Indore, repeatedly honoured as India's cleanest city, is facing a heartbreaking public health disaster after sewage contaminated the drinking water supply in Bhagirathpura locality. The crisis erupted around December 30, 2025, leading to rapid spread of vomiting, diarrhoea, and dehydration, overwhelming local hospitals.
While official figures report several deaths and hundreds hospitalised, ground reports and families claim the toll is higher—up to 14 lives, including vulnerable children and elderly. Lab tests confirmed faecal bacteria due to damaged pipelines allowing drain water to mix with Narmada supply lines.
Chief Minister Mohan Yadav swiftly ordered a magisterial inquiry, resulting in one official's dismissal and suspensions of others. Water tankers, ORS packets, chlorine tablets, and medical teams have been rushed to the area, with door-to-door checks ongoing.
Public outrage grows over recurring water safety issues despite Swachh Bharat accolades and Smart City projects. Affected residents share stories of panic, avoiding taps completely now.
The tragedy highlights urgent gaps in urban water infrastructure nationwide, calling for immediate repairs, better monitoring, and accountability to restore trust and prevent future outbreaks.
TL;DR
- Contaminated water outbreak hits Indore Bhagirathpura since Dec 30, 2025, causing widespread diarrhoea affecting thousands with severe dehydration and vomiting symptoms.
- Death toll varies in reports: Official around 6, locals and media claim 10-14 including children and elderly in the affected residential area.
- Primary cause: Sewage leakage mixes with Narmada drinking water pipeline due to damage and long-standing maintenance negligence.
- Lab tests confirm high bacterial contamination levels in multiple water samples collected from homes in the locality.
- Government deploys hundreds of water tankers daily, distributes ORS packets, chlorine tablets, and conducts door-to-door health surveys.
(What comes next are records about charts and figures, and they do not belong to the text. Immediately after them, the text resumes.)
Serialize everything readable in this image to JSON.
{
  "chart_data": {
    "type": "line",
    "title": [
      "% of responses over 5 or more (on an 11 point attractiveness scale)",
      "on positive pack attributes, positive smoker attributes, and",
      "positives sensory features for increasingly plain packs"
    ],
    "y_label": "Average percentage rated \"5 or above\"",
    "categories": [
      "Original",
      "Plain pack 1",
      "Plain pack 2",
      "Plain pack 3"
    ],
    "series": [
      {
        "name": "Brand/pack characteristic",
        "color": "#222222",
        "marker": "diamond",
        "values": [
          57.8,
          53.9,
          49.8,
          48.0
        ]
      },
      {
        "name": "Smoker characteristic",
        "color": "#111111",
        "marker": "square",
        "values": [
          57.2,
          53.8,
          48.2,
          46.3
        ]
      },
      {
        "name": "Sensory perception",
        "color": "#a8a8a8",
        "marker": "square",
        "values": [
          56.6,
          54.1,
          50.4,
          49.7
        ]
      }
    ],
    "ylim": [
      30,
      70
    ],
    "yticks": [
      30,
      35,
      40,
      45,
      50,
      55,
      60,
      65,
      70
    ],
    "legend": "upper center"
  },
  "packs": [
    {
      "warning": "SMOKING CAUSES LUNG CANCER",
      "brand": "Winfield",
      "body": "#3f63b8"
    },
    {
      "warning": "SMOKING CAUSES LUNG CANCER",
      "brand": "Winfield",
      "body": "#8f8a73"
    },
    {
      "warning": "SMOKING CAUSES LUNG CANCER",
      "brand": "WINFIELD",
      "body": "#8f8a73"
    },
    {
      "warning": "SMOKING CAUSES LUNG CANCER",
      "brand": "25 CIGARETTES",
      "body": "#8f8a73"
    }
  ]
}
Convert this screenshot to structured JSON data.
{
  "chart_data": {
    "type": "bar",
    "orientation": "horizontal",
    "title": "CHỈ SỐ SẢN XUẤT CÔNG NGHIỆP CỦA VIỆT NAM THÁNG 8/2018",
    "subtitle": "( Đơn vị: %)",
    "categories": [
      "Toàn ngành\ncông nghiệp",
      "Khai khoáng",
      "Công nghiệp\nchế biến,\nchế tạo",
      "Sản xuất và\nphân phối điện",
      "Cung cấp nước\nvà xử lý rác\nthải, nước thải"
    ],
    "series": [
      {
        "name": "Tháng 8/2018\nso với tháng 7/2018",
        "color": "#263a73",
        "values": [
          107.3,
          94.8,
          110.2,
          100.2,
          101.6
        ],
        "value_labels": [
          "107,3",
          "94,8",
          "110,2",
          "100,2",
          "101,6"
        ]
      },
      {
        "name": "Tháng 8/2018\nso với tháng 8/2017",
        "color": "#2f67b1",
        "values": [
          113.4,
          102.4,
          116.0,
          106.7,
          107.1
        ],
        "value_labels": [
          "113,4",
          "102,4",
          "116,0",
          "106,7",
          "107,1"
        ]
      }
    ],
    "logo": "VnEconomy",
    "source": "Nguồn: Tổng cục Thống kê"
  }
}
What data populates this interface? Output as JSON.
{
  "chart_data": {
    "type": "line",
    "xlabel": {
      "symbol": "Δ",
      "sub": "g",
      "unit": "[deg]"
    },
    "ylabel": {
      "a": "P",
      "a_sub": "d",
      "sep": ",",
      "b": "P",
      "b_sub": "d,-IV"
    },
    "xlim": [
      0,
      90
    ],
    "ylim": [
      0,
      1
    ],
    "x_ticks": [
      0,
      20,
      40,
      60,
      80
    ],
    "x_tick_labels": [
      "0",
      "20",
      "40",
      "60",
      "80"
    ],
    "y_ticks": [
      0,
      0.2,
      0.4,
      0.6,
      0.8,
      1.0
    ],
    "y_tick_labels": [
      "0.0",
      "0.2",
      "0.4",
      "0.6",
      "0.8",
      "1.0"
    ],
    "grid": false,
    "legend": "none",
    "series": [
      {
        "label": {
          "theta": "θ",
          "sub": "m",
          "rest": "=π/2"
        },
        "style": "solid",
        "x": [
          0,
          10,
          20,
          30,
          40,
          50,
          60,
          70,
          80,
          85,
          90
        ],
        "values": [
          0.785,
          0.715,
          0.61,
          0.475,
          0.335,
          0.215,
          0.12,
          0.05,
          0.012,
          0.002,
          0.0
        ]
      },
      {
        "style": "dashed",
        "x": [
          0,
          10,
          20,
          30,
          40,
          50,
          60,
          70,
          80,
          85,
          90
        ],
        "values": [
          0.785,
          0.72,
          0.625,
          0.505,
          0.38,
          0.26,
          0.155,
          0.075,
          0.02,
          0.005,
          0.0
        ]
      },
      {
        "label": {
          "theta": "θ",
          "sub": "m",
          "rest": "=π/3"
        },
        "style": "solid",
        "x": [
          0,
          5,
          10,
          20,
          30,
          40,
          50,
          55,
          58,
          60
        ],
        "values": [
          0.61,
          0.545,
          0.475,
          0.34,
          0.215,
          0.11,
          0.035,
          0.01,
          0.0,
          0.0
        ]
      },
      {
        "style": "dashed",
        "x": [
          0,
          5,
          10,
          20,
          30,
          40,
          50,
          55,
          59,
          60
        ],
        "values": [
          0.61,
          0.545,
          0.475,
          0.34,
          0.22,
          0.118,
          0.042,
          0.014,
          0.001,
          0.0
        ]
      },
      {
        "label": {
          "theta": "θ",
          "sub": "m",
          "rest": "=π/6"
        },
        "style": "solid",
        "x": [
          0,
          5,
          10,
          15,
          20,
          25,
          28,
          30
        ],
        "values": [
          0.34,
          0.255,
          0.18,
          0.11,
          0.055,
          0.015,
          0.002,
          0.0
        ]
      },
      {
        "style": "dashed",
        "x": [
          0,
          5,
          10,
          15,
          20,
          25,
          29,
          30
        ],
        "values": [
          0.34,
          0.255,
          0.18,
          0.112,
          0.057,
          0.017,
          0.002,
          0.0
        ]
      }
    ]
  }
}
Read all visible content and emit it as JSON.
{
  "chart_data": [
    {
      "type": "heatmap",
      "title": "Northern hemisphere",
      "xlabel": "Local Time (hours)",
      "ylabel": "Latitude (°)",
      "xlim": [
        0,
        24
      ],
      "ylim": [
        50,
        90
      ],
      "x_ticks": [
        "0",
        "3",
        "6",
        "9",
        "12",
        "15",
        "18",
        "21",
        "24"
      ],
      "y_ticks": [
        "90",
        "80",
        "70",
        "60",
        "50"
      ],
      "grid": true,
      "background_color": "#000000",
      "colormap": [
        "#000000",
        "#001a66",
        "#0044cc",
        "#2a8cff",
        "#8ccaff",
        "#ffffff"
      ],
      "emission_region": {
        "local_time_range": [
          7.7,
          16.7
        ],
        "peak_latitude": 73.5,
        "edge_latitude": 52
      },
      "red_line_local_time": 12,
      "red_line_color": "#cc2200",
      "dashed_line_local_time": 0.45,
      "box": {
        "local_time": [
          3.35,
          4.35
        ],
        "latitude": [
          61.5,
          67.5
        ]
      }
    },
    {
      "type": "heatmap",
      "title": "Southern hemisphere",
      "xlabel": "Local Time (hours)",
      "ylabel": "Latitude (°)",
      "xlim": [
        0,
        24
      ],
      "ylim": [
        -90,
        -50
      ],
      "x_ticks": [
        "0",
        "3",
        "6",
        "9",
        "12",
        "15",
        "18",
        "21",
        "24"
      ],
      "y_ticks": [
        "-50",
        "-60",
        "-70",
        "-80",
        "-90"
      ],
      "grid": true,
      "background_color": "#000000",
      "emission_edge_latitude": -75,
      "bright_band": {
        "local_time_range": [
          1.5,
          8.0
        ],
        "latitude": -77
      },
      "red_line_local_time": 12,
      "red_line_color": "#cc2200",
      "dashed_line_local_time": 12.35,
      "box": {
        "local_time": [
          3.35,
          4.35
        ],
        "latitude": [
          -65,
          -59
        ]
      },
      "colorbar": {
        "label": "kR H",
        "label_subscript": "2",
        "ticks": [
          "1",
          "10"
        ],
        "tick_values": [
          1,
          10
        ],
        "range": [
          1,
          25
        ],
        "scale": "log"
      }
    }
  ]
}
- Administrative actions include dismissal of one official, suspension of two others, and magisterial probe ordered by CM Mohan Yadav.
- Health department mobilises extra doctors, medicines, and ambulances; free treatment provided to all affected patients in hospitals.
- Public expresses anger highlighting irony of repeated Swachh Bharat rankings while facing basic water safety failures repeatedly.
- Long-term demands include complete pipeline replacement, strict separation of sewage and drinking lines, and regular quality testing.
- Incident serves as wake-up call for urban water management across growing Indian cities facing similar infrastructure challenges.